In MoFAD's current programming, "Chow," guests can create their own fortunes and have them put inside a cookie.

Maybe it's too much to ask these food art spaces to engage with culture and enlist the careful curation and criticism we come to expect from modern museums. My own pop-up food and art space, Scratch 'n Sniff Studio, uses roaming community-oriented experiences and atypical art environments to shed light on issues of food justice. What would be the difficulty for these other for-profit installations to, say, open their spaces up to school groups, or non-profit food organizations like Edible Schoolyard and Teens for Food Justice, for free, once a week?

Spaces like MoFAD, however, are already incredibly positive leaders of this new kind of blueprint for food education. In their current program "Chow," they deal with Chinese food in a way that is sensorial, edible, and yes, fun (there’s a fortune cookie machine with which MoFAD attendees can create their own fortune), and there’s also a chef-in-residence preparing authentic Chinese dumplings in the middle of the gallery. Beyond that, the exhibit tells an important story of immigration in America: It follows the Chinese Exclusion Act (which feels particularly timely under our current administration’s horrific Muslim ban), and digs into the appropriation of “ethnic” cuisine, an ongoing public conversation.

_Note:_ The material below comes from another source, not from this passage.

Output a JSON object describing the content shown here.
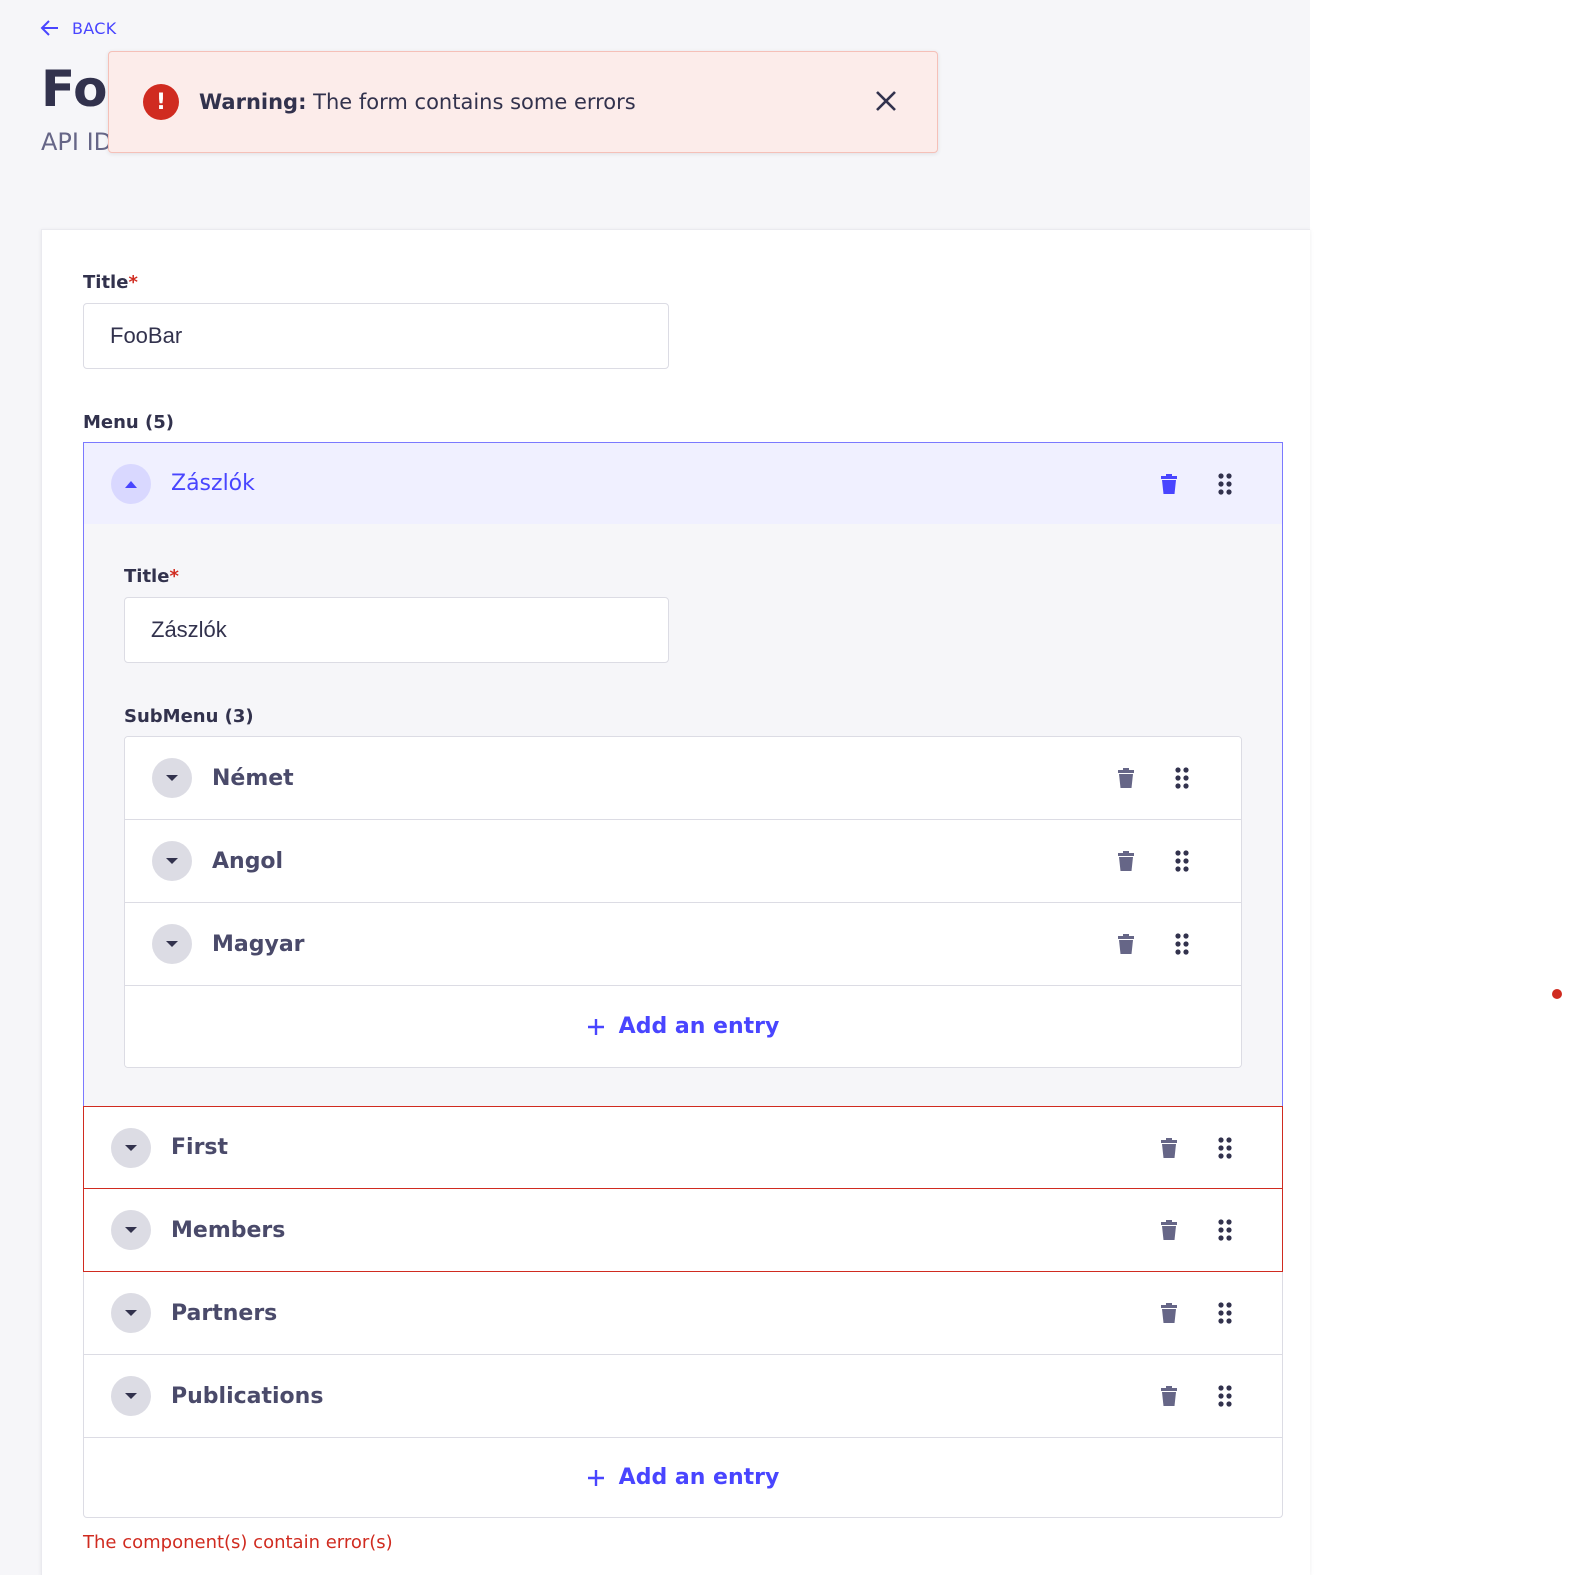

One could argue that food museums like these exist so that we can have an escape, a moment of silliness and fun when so much of our world seems to be crumbling around us. Sometimes we just want to visit The Egg House and appreciate a good ol’ anthropomorphized egg without thinking about our industrialized food system or the conditions the hen that laid it was living in.

But at this particular turning point, when our world population is growing higher and higher, yet more food than ever is wasted every day, making art out of food is inherently a political act, and should be considered as such. We should never think to aestheticize hunger without reason.

The food museum represents a growing consumer desire to have more interactive and engaging experiences with art—and who wouldn’t want to get behind that? But they have the potential to be more, to be conduits to create transparency about the state of our food system through creative design and programming. We just need to start using these museum spaces more in this way: to use social media to spread the word while doing our research along the way.